Chodzi o mającą wartość artystyczną i historyczną synagogę zbudowaną na początku XX wieku przez rodzinę Reicherów na podwórku ich prywatnej posesji z kamienicą i oficynami przy ul. Rewolucji 1905 roku nr 28. O świątyni było głośno m.in. wiosną 1998 roku, kiedy odwiedził ją prezydent Czech Vaclav Havel. Niestety, potem było coraz gorzej i dziś ten cenny obiekt wymaga gruntownego remontu.
Właściciele nie dopełnili obowiązku
- Do sądu skierowaliśmy akt oskarżenia przeciwko 71-latkowi i 73-latce, którym zarzucamy, że od 2012 do 2022 roku jako współwłaściciele synagogi nie dopełnili obowiązku utrzymania obiektu w należytym stanie technicznym i estetycznym zgodnie z przepisami prawa budowlanego.

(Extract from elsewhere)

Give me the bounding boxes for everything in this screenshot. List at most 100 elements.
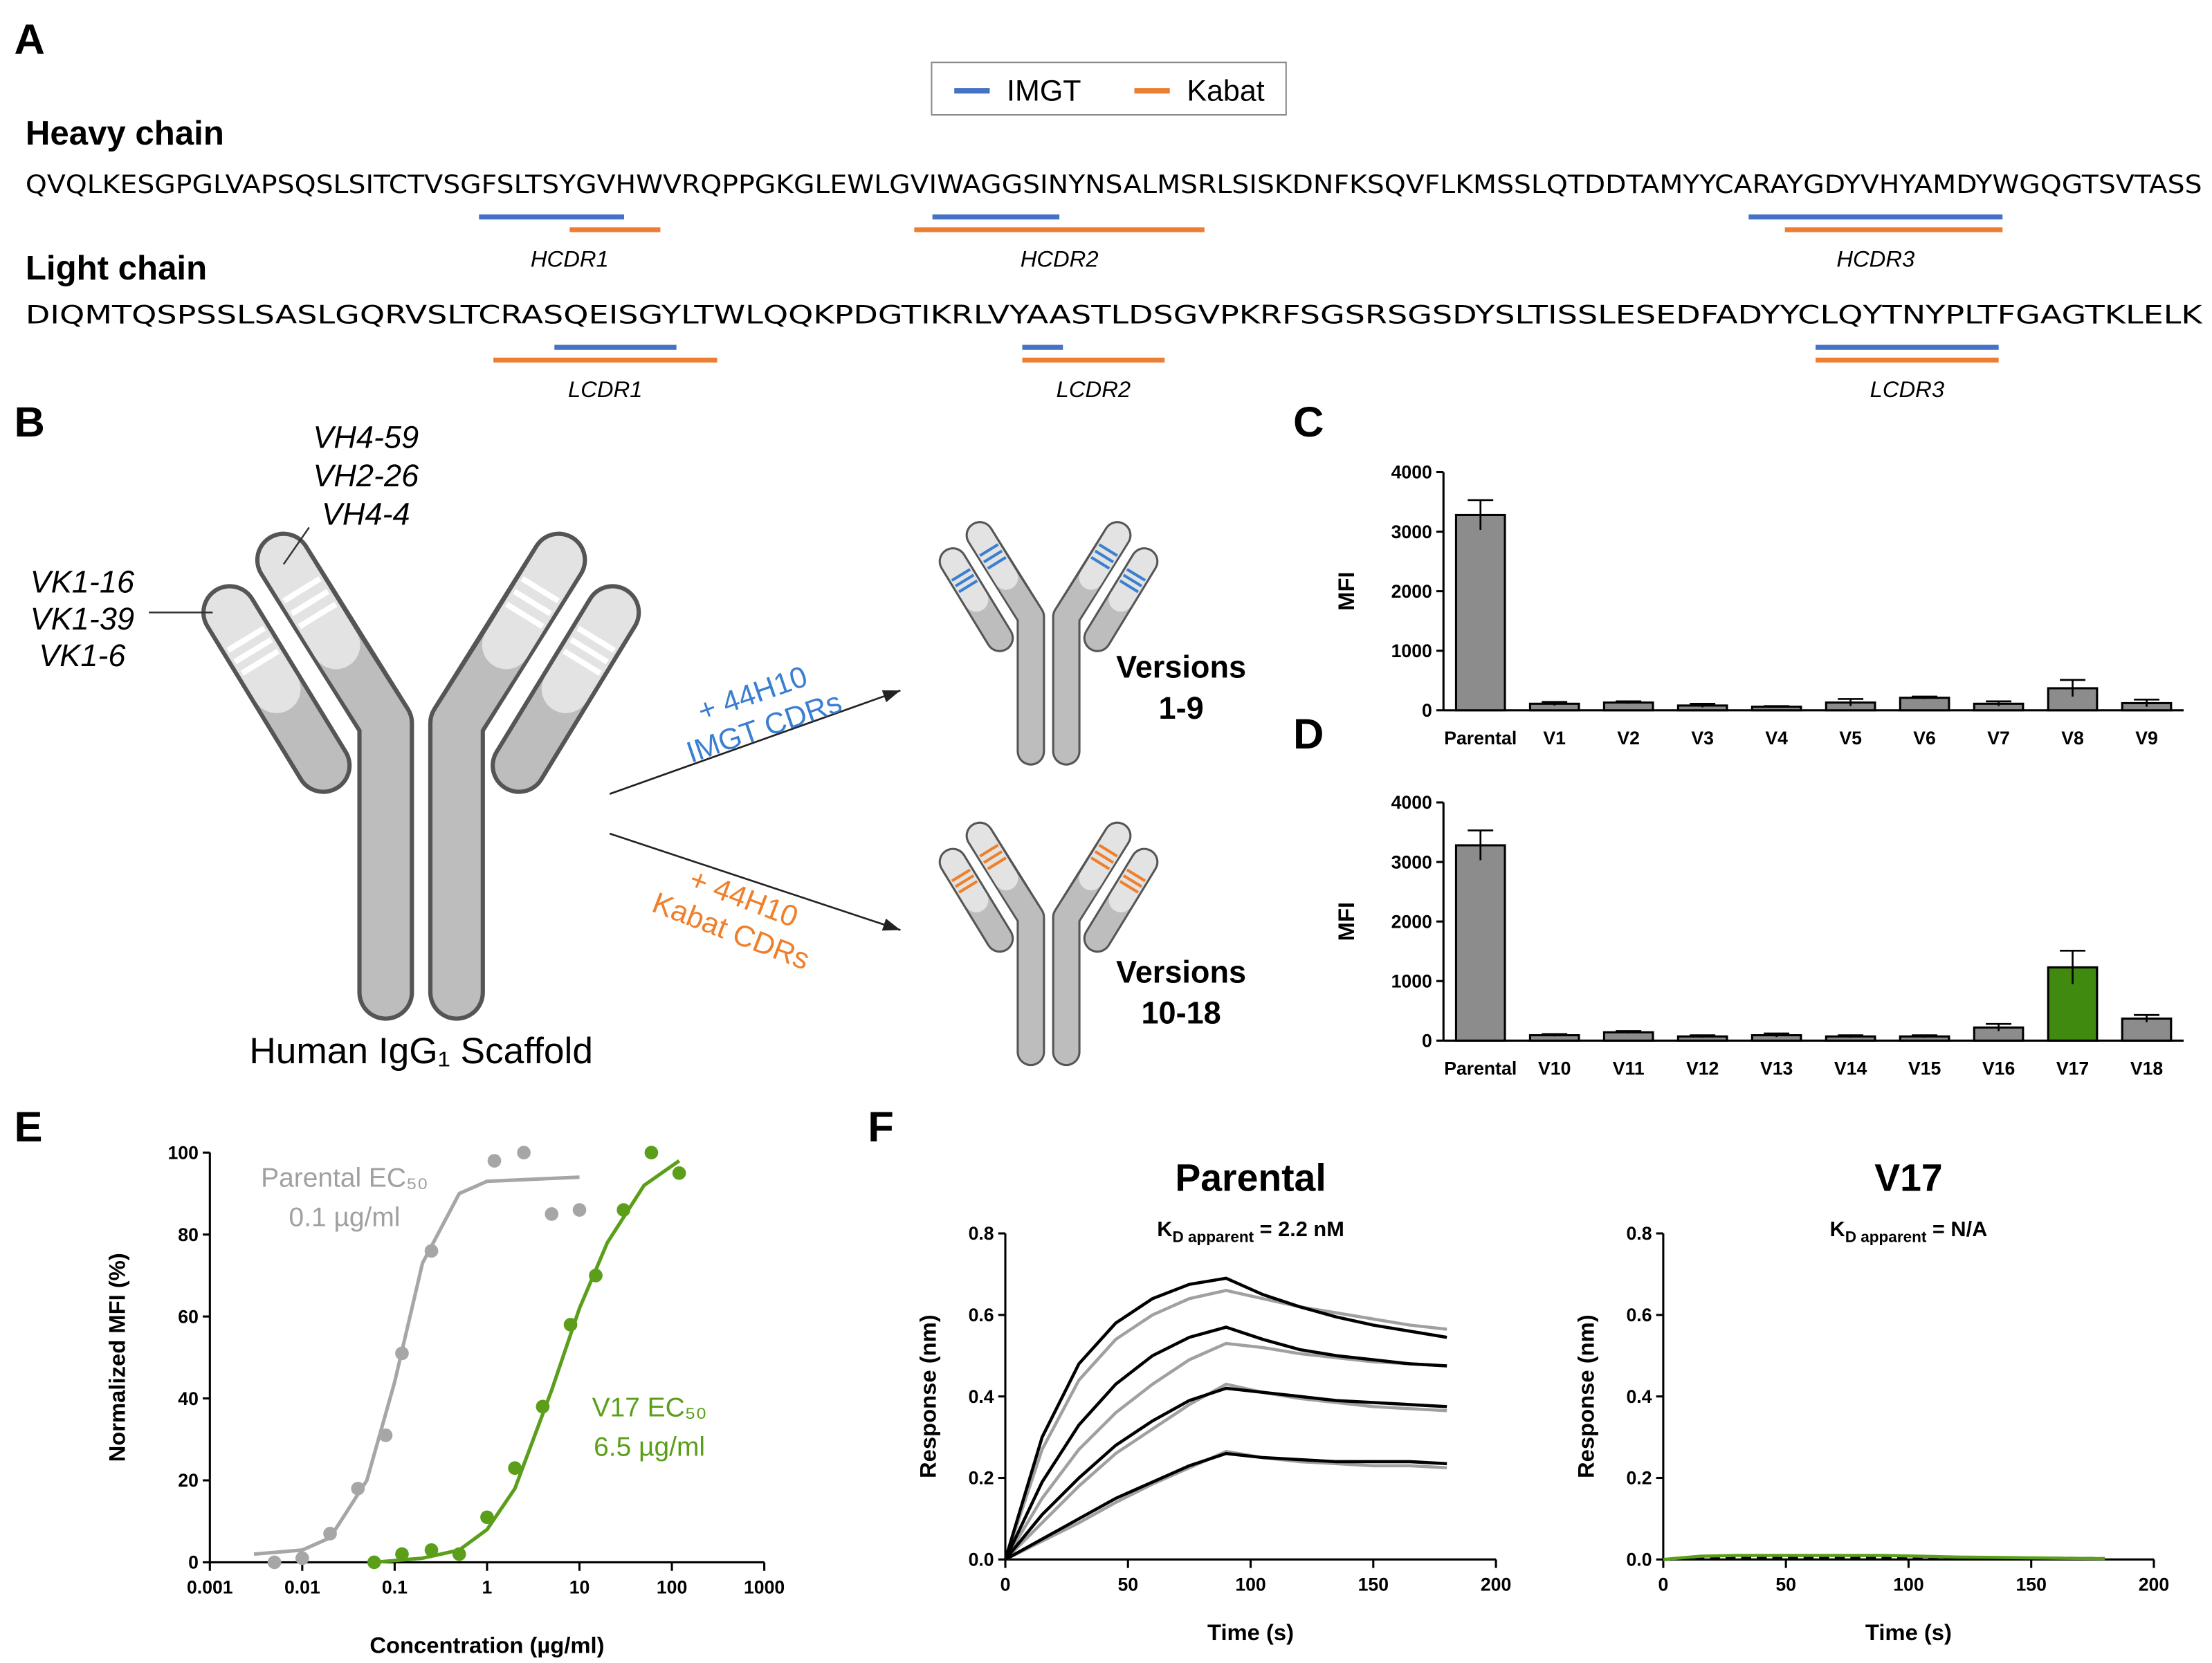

W ten sposób dopuścili do nadmiernego pogorszenia właściwości użytkowych i sprawności technicznej w zakresie bezpieczeństwa konstrukcji i możliwości właściwego utrzymania stanu technicznego obiektu – wyjaśnia prokurator Tomasz Szczepanek z Prokuratury Okręgowej w Łodzi.
W sprawie tej prokuratura powołała biegłego, który stwierdził m.in. ubytki w tynkach, popękane nadproża, zniszczoną stolarkę zewnętrzną oraz uszkodzone gzymsy, z których cegły wypadają. Ekspert zauważył też, że jeśli nie nastąpi remont świątyni, to jej stan będzie się stale pogarszał. Oskarżonym właścicielom synagogi grozi do roku więzienia lub do dwóch lat ograniczenia wolności bądź kara grzywny.
Świątynia jest w stanie katastrofalnym?
- Moim zdaniem za fatalny stan synagogi odpowiadają nie tylko jej właściciele, lecz także jej użytkownicy, czyli gmina żydowska w Łodzi, która nie interesowała się losem zabytkowej budowli. Efekt jest taki, że świątynia jest w stanie katastrofalnym i wymaga pilnego remontu – podkreśla mecenas Wiktor Celler, przewodniczący Żydowskiej Komisji Śledczej. To właśnie on o kiepskim stanie synagogi zaalarmował prokuraturę, która po jego interwencji wszczęła dochodzenie.
Przedstawiciele gminy żydowskiej nie zgadzają się z zarzutami mecenasa Cellera pod jej adresem.
- Jako gmina chcieliśmy wyremontować synagogę, ale nic nie mogliśmy zrobić, bowiem na wszelkie działania w tym zakresie nie otrzymaliśmy zgody właścicieli. Nawet jeśli chodziło o remont przeciekającego dachu, to musieliśmy mieć pozwolenia i upoważnienia właścicieli, a tych nie otrzymaliśmy. Tak więc w sprawie remontu jako gmina nie mieliśmy żadnego pola manewru – zaznacza Józef Weininger, przewodniczący Gminy Wyznaniowej Żydowskiej w Łodzi.